Üç yaşındaki oğlum birilerine vurup şiddet göstermez lakin her şeyi merak eder, kurcalamak ister. Ani hareketler yapar. Kapakları, kapıları sert bir şekilde kapatır. Uyarınca sinirlenir ve eline ne geçerse fırlatır. Bardak, kumanda vs. Bu huyunu bildiğimden başka bir evdeysem "mecburen" daha sakin bir şekilde uyarırım. Çünkü olur da sert çıkış yaparsam, sinirlenip herhangi bir şeyi fırlatıp zarar vermesi birkaç saniyesini alır.
He ben önlem olarak ne yapıyorum. Kimsenin evine gitmiyorum. Kendi aileme bile ayda bir gidiyorum. Eğer bir mecburiyet varsa, yemek için bile oturmuyorum. Çay içmiyor, sohbet etmiyorum. Sadece oğlumun peşinden koşuyorum. Israrla çağırmış olan ev sahibine de "gördüğünüz gibi benim sosyalleşme imkanım yok" diyorum. Böylelikle tekrarı olmuyor o buluşmaların.
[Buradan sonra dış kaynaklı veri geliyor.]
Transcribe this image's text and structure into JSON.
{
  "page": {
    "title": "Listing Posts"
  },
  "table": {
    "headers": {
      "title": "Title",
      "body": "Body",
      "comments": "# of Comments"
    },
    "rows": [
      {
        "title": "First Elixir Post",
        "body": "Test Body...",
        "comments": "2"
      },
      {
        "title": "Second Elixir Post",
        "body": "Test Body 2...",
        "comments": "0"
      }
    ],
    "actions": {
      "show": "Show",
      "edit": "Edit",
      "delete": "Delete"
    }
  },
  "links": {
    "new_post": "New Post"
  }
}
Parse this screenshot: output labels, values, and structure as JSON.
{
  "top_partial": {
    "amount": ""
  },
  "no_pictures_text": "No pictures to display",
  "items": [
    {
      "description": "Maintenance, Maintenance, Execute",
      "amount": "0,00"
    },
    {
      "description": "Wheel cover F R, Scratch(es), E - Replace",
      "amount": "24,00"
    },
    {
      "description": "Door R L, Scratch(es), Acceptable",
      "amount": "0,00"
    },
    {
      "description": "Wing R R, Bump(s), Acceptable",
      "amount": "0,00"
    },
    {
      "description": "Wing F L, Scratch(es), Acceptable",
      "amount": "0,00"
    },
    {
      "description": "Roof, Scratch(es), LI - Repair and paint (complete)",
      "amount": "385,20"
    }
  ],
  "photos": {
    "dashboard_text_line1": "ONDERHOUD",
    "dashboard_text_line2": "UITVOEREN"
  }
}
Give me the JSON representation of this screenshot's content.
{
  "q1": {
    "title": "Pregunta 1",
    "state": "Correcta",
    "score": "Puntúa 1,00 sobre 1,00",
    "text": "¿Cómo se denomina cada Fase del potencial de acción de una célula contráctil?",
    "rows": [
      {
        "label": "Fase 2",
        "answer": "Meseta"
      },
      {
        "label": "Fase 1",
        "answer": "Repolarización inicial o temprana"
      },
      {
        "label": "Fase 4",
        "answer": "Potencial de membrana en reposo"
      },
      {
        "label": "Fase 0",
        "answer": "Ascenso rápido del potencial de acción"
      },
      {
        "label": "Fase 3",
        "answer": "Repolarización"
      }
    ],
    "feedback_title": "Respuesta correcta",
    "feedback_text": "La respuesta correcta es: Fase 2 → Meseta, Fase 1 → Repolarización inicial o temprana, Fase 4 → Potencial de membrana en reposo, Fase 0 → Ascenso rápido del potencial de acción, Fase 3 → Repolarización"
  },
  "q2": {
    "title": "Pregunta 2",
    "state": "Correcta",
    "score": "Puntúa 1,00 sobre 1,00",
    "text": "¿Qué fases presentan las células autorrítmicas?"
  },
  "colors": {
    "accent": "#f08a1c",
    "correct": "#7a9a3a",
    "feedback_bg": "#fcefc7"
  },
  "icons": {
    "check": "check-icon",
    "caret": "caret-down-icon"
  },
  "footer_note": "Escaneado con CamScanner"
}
Markete gitmek zorundayım. En nihayetinde yaşamak için gıda tüketmem gerek. Kasaya saldırıp pos cihazının tuşlarına basmak istiyor. "Hayır"ın elli tonunu denesem de pek işe yaramıyor. Marketteki kasiyerler selam verdiğim sık gördüğüm kişiler ise zaten bir kez tuşa basmasına izin veriyorlar. O zaman sorun çözülüyor. Lakin tanıdık değilse, kendini yerlere atıp tepinen bir çocukla aldıklarımı poşetlemek zorunda kalıyorum. Dışarıdan bakınca nasıl görünüyor bilmiyorum ama ben hayır demeyen ya da şımartan bir anne değilim mesela.
Bu kadar uzun niye yazdım. Bazen anne ne yaparsa yapsın, çocuk sorunlu ise elden bir şey gelmiyor. Tek çözüm yatılı ya da yatılı olmayan hiçbir misafirliğe gitmemek. Bir zahmet totosunu kendi evindeki koltuğa gömmek. Onun dışında annenin rahatlığı İnnaılmaz sinir bozucu haklısınız. Çocuk normal olmasa bile, anne elinden geleni yapmalı. Uyarınca psikolojilerine bir bok olmuyor çocukların. İşe yarar, yaramaz onu bilmem ama en azından karşısındaki insanı rahatlığı ile çıldırtmamış olur.
Böyle durumlarda net olun. Açıkça rahatsızlığınızı dile getirin. En fazla anneniz ile aranız bozulur. Ancak rahat anne modeli hatasını anlar.